Given an array nums of distinct integers, return all the possible permutations. You can return the answer in any order.

Example 1:

Input: nums = [1, 2, 3]
Output: [[1,2,3],[1,3,2],[2,1,3],[2,3,1],[3,1,2],[3,2,1]]

Example 2:

Input: nums = [0, 1]
Output: [[0,1],[1,0]]

Example 3:

Input: nums = [1]
Output: [[1]]

Approach

To solve this problem, we build permutations by iteratively inserting each number into every possible position of existing permutations.

Solution

/**
 * @param {number[]} nums
 * @return {number[][]}
 */
var permute = function (nums) {
  let permutations = [[]]; // Start with an empty permutation

  for (const num of nums) {
    const newPermutations = [];
    for (const permutation of permutations) {
      for (let i = 0; i <= permutation.length; i++) {
        // Insert num at every possible position
        newPermutations.push([
          ...permutation.slice(0, i),
          num,
          ...permutation.slice(i),
        ]);
      }
    }
    permutations = newPermutations;
  }

  return permutations;
};

Complexity Analysis

Time Complexity

The time complexity is $O(n \times n!)$, where $n$ is the length of nums.

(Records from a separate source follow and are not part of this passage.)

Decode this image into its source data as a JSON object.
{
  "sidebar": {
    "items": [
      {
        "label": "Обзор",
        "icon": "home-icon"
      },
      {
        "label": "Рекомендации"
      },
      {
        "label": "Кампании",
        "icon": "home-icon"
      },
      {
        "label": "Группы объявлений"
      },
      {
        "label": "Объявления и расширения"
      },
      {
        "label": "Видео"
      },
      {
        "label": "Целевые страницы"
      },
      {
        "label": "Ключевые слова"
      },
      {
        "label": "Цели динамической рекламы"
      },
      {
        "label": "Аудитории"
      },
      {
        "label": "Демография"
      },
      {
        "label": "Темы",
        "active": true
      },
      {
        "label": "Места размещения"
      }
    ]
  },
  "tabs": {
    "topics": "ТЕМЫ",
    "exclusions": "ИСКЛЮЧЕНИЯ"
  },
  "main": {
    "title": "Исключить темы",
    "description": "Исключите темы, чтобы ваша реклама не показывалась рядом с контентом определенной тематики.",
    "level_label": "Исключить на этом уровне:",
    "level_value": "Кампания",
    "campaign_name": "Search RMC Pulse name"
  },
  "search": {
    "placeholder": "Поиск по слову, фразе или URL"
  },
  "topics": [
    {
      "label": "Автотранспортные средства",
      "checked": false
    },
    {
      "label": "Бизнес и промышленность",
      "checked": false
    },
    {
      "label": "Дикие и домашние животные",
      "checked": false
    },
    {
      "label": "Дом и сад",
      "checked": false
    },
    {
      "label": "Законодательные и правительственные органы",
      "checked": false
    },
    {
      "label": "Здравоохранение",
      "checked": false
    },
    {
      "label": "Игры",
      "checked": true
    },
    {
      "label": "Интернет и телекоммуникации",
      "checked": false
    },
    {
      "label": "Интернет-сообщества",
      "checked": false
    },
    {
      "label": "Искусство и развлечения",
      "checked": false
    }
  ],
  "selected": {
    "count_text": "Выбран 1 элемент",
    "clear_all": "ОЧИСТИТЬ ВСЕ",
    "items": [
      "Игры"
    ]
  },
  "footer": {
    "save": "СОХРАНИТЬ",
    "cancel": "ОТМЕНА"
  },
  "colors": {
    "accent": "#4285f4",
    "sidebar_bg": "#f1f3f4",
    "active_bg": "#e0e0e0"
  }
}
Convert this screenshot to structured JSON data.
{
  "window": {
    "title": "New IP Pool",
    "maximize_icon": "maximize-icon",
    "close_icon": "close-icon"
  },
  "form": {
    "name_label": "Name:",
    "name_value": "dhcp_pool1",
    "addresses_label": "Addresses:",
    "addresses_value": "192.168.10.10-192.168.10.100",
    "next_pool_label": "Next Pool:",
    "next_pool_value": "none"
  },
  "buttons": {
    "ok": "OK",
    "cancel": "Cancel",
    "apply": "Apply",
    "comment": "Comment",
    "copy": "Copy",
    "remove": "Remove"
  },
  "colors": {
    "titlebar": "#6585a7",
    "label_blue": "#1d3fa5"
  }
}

For each of the $n!$ permutations, we insert each number into every possible position, and copying arrays of length up to $n$.

Space Complexity

The space complexity is $O(n \times n!)$ for storing all the permutations in the output. The extra space used during computation is $O(n \times n!)$ as well, since we generate all intermediate permutations.